业务处理层:处理各种通过 RPC 调用过来的业务请求,其中:
● SendMessageProcessor 负责处理 Producer 发送消息的请求;
● PullMessageProcessor 负责处理 Consumer 消费消息的请求;
● QueryMessageProcessor 负责处理按照消息 Key 等查询消息的请求。
存储逻辑层:DefaultMessageStore 是 RocketMQ 的存储逻辑核心类,提供消息存储、读取、删除等能力。
文件映射层:把 Commitlog、ConsumeQueue、IndexFile 文件映射为存储对象 MappedFile。
数据传输层:支持基于 mmap 内存映射进行读写消息,同时也支持基于 mmap 进行读取消息、堆外内存写入消息的方式进行读写消息。
初始化
● 注册各种消息处理器,SendMessageProcessor(),PullMessageProcessor(),QueryMessageProcessor()
● 获取Namsever地址,保持心跳
● HA处理,master/slave的数据同步
接收消息
补充说明
CommitLog数据写入
最底层消息写入核心代码在 CommitLog 的 asyncPutMessage 方法中,主要分为获取 MappedFile、往缓冲区写消息、提交刷盘请求三步。需要注意的是在这三步前后有自旋锁或 ReentrantLock 的加锁、释放锁,保证单个 Broker 写消息是串行的。
//org.apache.rocketmq.store.CommitLog::asyncPutMessage
public CompletableFuture<PutMessageResult> asyncPutMessage(final MessageExtBrokerInner msg) {
...
putMessageLock.lock(); //spin or ReentrantLock ,depending on store config
try {
//获取最新的 MappedFile
MappedFile mappedFile = this.mappedFileQueue.getLastMappedFile();
...
//向缓冲区写消息
result = mappedFile.appendMessage(msg, this.appendMessageCallback, putMessageContext);
...
//提交刷盘请求
CompletableFuture<PutMessageStatus> flushResultFuture = submitFlushRequest(result, msg);
...
} finally {
putMessageLock.unlock();
}
...
}
MappedFile 初始化
在 Broker 初始化时会启动管理 MappedFile 创建的 AllocateMappedFileService 异步线程(BrokerController.initializeMessageStore())。消息处理线程 和 AllocateMappedFileService 线程通过队列 requestQueue 关联。
消息写入时调用 AllocateMappedFileService 的 putRequestAndReturnMappedFile 方法往 requestQueue 放入提交创建 MappedFile 请求,这边会同时构建两个 AllocateRequest 放入队列。
AllocateMappedFileService 线程循环从 requestQueue 获取 AllocateRequest 来创建 MappedFile。消息处理线程通过 CountDownLatch 等待获取第一个 MappedFile 创建成功就返回。
当消息处理线程需要再次创建 MappedFile 时,此时可以直接获取之前已预创建的 MappedFile。这样通过预创建 MappedFile ,减少文件创建等待时间。
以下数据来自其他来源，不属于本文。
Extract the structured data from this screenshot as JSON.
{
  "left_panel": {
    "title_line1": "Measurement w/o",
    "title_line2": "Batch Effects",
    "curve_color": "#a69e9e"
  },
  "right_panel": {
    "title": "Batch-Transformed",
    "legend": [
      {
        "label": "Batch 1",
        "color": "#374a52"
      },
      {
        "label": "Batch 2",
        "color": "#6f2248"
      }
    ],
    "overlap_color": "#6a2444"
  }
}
//org.apache.rocketmq.store.AllocateMappedFileService::putRequestAndReturnMappedFile
public MappedFile putRequestAndReturnMappedFile(String nextFilePath, String nextNextFilePath, int fileSize) {
//请求创建 MappedFile
AllocateRequest nextReq = new AllocateRequest(nextFilePath, fileSize);
boolean nextPutOK = this.requestTable.putIfAbsent(nextFilePath, nextReq) == null;
...
//请求预先创建下一个 MappedFile
AllocateRequest nextNextReq = new AllocateRequest(nextNextFilePath, fileSize);
boolean nextNextPutOK = this.requestTable.putIfAbsent(nextNextFilePath, nextNextReq) == null;
...
//获取本次创建 MappedFile
AllocateRequest result = this.requestTable.get(nextFilePath);
...
}
//org.apache.rocketmq.store.AllocateMappedFileService::run
public void run() {
..
while (!this.isStopped() && this.mmapOperation()) {
}
...
}
//org.apache.rocketmq.store.AllocateMappedFileService::mmapOperation
private boolean mmapOperation() {
...
//从队列获取 AllocateRequest
req = this.requestQueue.take();
...
//判断是否开启堆外内存池
if (messageStore.getMessageStoreConfig().isTransientStorePoolEnable()) {
//开启堆外内存的 MappedFile
mappedFile = ServiceLoader.load(MappedFile.class).iterator().next();
mappedFile.init(req.getFilePath(), req.getFileSize(), messageStore.getTransientStorePool());
} else {
//普通 MappedFile
mappedFile = new MappedFile(req.getFilePath(), req.getFileSize());
}
...
//MappedFile 预热
if (mappedFile.getFileSize() >= this.messageStore.getMessageStoreConfig()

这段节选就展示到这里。